Asked about her level of confidence that the secretary takes into consideration those areas that the delegation didn’t consider ripe for drilling, Murkowski answered that she certainly hopes “that he would not only take into account my views, the views of the entire Alaska delegation, I know that our Governor has weighted in strongly that there are areas in Alaska that we think have some significant potential, in the Arctic, the Beaufort and Chukchi Sea, and down in Cook Inlet, those three areas we have identified as being areas that we think should clearly be in play in this lease sale.”

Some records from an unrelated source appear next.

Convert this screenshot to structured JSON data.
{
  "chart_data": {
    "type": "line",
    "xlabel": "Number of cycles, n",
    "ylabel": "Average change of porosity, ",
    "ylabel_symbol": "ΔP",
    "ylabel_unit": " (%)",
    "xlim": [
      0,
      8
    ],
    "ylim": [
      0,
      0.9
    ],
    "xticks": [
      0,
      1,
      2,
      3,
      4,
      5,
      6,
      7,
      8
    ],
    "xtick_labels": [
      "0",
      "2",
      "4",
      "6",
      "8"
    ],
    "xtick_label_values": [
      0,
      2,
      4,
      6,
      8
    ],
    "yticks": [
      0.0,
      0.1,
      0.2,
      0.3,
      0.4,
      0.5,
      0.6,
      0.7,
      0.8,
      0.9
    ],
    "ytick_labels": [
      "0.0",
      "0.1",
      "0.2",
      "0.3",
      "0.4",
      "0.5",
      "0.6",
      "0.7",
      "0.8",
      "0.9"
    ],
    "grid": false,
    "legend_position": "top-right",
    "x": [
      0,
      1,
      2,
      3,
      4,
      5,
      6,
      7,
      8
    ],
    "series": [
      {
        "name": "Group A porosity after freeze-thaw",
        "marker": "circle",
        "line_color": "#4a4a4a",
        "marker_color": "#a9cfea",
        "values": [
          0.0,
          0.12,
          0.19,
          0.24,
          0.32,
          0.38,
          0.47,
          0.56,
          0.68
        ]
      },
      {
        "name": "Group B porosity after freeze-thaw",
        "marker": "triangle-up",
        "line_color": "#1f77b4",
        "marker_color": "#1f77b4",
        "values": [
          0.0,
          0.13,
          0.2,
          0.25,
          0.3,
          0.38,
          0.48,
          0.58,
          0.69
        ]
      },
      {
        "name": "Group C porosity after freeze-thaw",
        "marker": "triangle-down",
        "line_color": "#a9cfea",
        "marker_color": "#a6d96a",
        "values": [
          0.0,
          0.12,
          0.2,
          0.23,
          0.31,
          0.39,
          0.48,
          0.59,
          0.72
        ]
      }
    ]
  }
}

Murkowski said that it is proven that companies can safely drill in Cook Inlet. As for other parts of the Alaskan OCS areas, she said, “We look to environmental consideration, to the bowhead whale, these are all part of what has been reviewed. It was only after extensive review that Shell was given their permits,” she said. “But Shell determined that after seven or six years and about seven billion dollars and one dry well, that they didn’t have the staying power, from a shareholder perspective, to stick out another five or seven years and billions, so they have pulled out, but that doesn’t mean that there isn’t a level of interest in the area.” Asked if it is known whether or not there is economic interest to drill in the Chukchi and Beaufort Seas, Murkowski answered, “We don’t know. We don’t know, but if you don’t put the leases up on the table and make them available, you will never know.”
The only area that is not on the table is the North Aleutian Basin Planning Area that has been under presidential withdrawal since December 2014. It is the Bristol Bay area, known for its world-class salmon fishery.
A public comment meeting was set to take place on January 23 in Anchorage, but due to the three-day government shut-down due to a congressional budget impasse, the meeting was canceled. It is now rescheduled to take place in Anchorage on Feb. 21.